An artist’s conception of an electric Caltrain at the University Avenue station in Palo Alto.

By the Daily Post staff

Caltrain has unveiled a draft of its long-range plan for improvements that anticipates a three-fold increase in ridership even though ridership has been falling for the past year.

Under the vision recommended by Caltrain Executive Director Jim Hartnett, peak hours would see eight trains per direction per hour, with all-day express service every 15 minutes and increased off-peak and weekend services, according to the agency.

The commuter railroad reports 63,597 boardings a day, a number expected to expand to early 180,000 if the proposed changes are implemented.

(Actually, Caltrain counts passengers twice each day — when they board in the morning and again in the afternoon. The actual number of people served by Caltrain daily is 31,798. The 62,597 reflects the double-counting method.)

Ridership fell 2.3% in the previous year, a trend the long-range plan assumes will be reversed. Ridership had been increasing for several years until it peaked in 2018.

The plan also assumes that Caltrain will complete the switch from diesel to electric locomotives by 2022. Electrification will cost $2.3 billion.

“Over the period of this vision, peak hours would see eight trains per direction per hour, with all day Baby Bullet express service every 15 minutes, and increased off-peak and weekend services. This increased frequency, paired with longer trains, would massively expand capacity to nearly 180,000 riders per day,” Caltrain said in a statement.

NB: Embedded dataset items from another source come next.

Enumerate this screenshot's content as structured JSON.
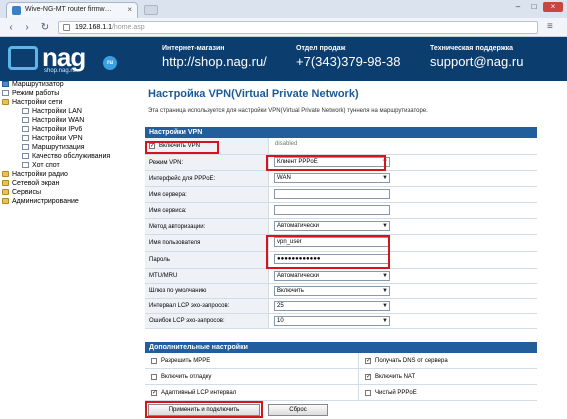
{
  "browser": {
    "tab_title": "Wive-NG-MT router firmw…",
    "tab_close": "×",
    "url_host": "192.168.1.1",
    "url_path": "/home.asp",
    "window_buttons": [
      "–",
      "□",
      "×"
    ],
    "nav": {
      "back": "‹",
      "forward": "›",
      "reload": "↻",
      "menu": "≡"
    }
  },
  "banner": {
    "logo_text": "nag",
    "logo_domain": "shop.nag.ru",
    "logo_badge": "ru",
    "columns": [
      {
        "label": "Интернет-магазин",
        "value": "http://shop.nag.ru/"
      },
      {
        "label": "Отдел продаж",
        "value": "+7(343)379-98-38"
      },
      {
        "label": "Техническая поддержка",
        "value": "support@nag.ru"
      }
    ]
  },
  "sidebar": {
    "items": [
      {
        "label": "Маршрутизатор"
      },
      {
        "label": "Режим работы"
      },
      {
        "label": "Настройки сети"
      },
      {
        "label": "Настройки LAN"
      },
      {
        "label": "Настройки WAN"
      },
      {
        "label": "Настройки IPv6"
      },
      {
        "label": "Настройки VPN"
      },
      {
        "label": "Маршрутизация"
      },
      {
        "label": "Качество обслуживания"
      },
      {
        "label": "Хот спот"
      },
      {
        "label": "Настройки радио"
      },
      {
        "label": "Сетевой экран"
      },
      {
        "label": "Сервисы"
      },
      {
        "label": "Администрирование"
      }
    ]
  },
  "main": {
    "title": "Настройка VPN(Virtual Private Network)",
    "description": "Эта страница используется для настройки VPN(Virtual Private Network) туннеля на маршрутизаторе.",
    "vpn_section": {
      "heading": "Настройки VPN",
      "enable_label": "Включить VPN",
      "enable_checked": "✓",
      "status": "disabled",
      "rows": [
        {
          "label": "Режим VPN:",
          "value": "Клиент PPPoE",
          "kind": "select"
        },
        {
          "label": "Интерфейс для PPPoE:",
          "value": "WAN",
          "kind": "select"
        },
        {
          "label": "Имя сервера:",
          "value": "",
          "kind": "text"
        },
        {
          "label": "Имя сервиса:",
          "value": "",
          "kind": "text"
        },
        {
          "label": "Метод авторизации:",
          "value": "Автоматически",
          "kind": "select"
        },
        {
          "label": "Имя пользователя",
          "value": "vpn_user",
          "kind": "text"
        },
        {
          "label": "Пароль",
          "value": "●●●●●●●●●●●●",
          "kind": "text"
        },
        {
          "label": "MTU/MRU",
          "value": "Автоматически",
          "kind": "select"
        },
        {
          "label": "Шлюз по умолчанию",
          "value": "Включить",
          "kind": "select"
        },
        {
          "label": "Интервал LCP эхо-запросов:",
          "value": "25",
          "kind": "select"
        },
        {
          "label": "Ошибок LCP эхо-запросов:",
          "value": "10",
          "kind": "select"
        }
      ]
    },
    "advanced_section": {
      "heading": "Дополнительные настройки",
      "rows": [
        {
          "left": "Разрешить MPPE",
          "left_checked": "",
          "right": "Получать DNS от сервера",
          "right_checked": "✓"
        },
        {
          "left": "Включить отладку",
          "left_checked": "",
          "right": "Включить NAT",
          "right_checked": "✓"
        },
        {
          "left": "Адаптивный LCP интервал",
          "left_checked": "✓",
          "right": "Чистый PPPoE",
          "right_checked": ""
        }
      ]
    },
    "buttons": {
      "apply": "Применить и подключить",
      "reset": "Сброс"
    }
  },
  "colors": {
    "banner_bg": "#0b3e6e",
    "section_head": "#215e9b",
    "title": "#1b5a9a",
    "highlight": "#d6141b"
  }
}
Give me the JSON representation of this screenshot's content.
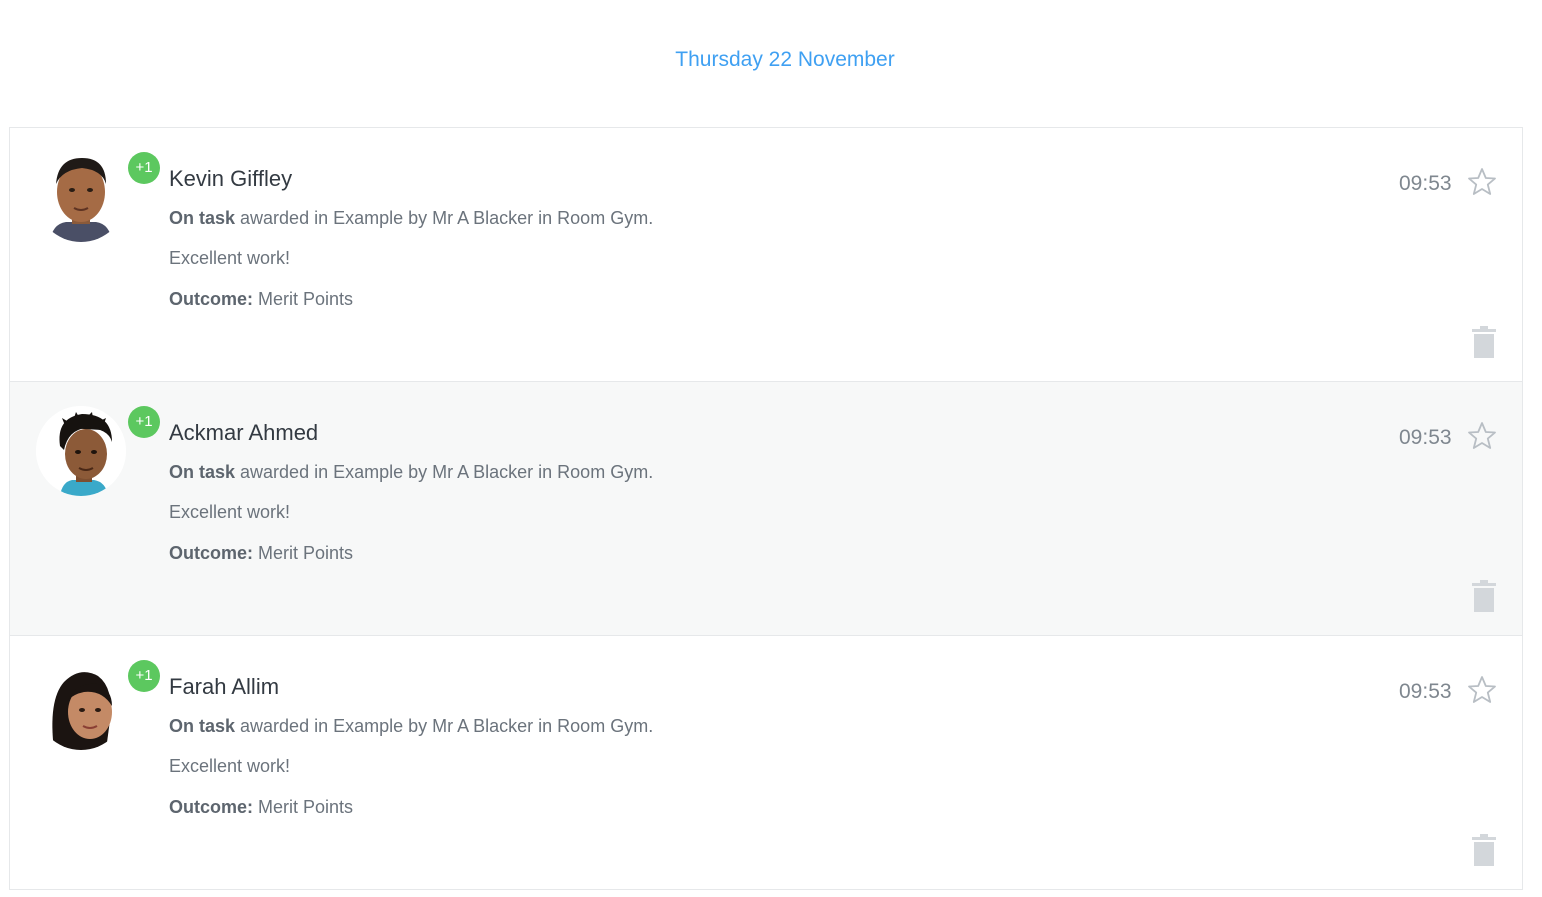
{
  "date_header": "Thursday 22 November",
  "colors": {
    "accent": "#3fa0f2",
    "badge": "#5cc85f",
    "alt_row": "#f7f8f8"
  },
  "items": [
    {
      "name": "Kevin Giffley",
      "badge": "+1",
      "behaviour": "On task",
      "detail": " awarded in Example by Mr A Blacker in Room Gym.",
      "comment": "Excellent work!",
      "outcome_label": "Outcome:",
      "outcome_value": " Merit Points",
      "time": "09:53",
      "star_icon": "star-outline-icon",
      "delete_icon": "trash-icon"
    },
    {
      "name": "Ackmar Ahmed",
      "badge": "+1",
      "behaviour": "On task",
      "detail": " awarded in Example by Mr A Blacker in Room Gym.",
      "comment": "Excellent work!",
      "outcome_label": "Outcome:",
      "outcome_value": " Merit Points",
      "time": "09:53",
      "star_icon": "star-outline-icon",
      "delete_icon": "trash-icon"
    },
    {
      "name": "Farah Allim",
      "badge": "+1",
      "behaviour": "On task",
      "detail": " awarded in Example by Mr A Blacker in Room Gym.",
      "comment": "Excellent work!",
      "outcome_label": "Outcome:",
      "outcome_value": " Merit Points",
      "time": "09:53",
      "star_icon": "star-outline-icon",
      "delete_icon": "trash-icon"
    }
  ]
}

“This vision would also ensure that Caltrain is ready to expand and integrate into a regional rail network over the next 20 years including the expected Downtown Extension to the Salesforce Transit Center in Downtown San Francisco, a potential renewed rail corridor across the Dumbarton Bridge and enhancements at Diridon Station in San Jose,” the Caltrain statement said. “It prepares Caltrain for a future shared corridor with high-speed rail, and considers opportunities presented by a second Transbay crossing, expanded service to the Monterey Peninsula and investments along the Altamont Corridor Express and Capital Corridor services.”

Caltrain receives 70% of its operating revenues from fares and its board has been discussing putting a one-eighth cent sales tax on the November 2020 ballot in the three counties it serves — San Francisco, San Mateo and Santa Clara. Palo Alto might also put a business tax to pay for grade separations (bridges to separate the tracks from streets) on the same ballot.

The Board of Directors will discuss the business plan and long-range vision at their Aug. 1 meeting before potentially adopting it as soon as this October and completing the business plan by early next year.

1 Comment

  1. This plan makes me laugh. Caltrain won’t be able to get PTC or modernization (electrification) done on time or on budget. PTC is the federally-mandated safety system that Caltrain has missed many deadlines on, and doesn’t know how to execute because its general manager (Hartnett) is clueless. Of course a derailment due to an accident would kill many people, but Caltrain doesn’t know how to pull this off.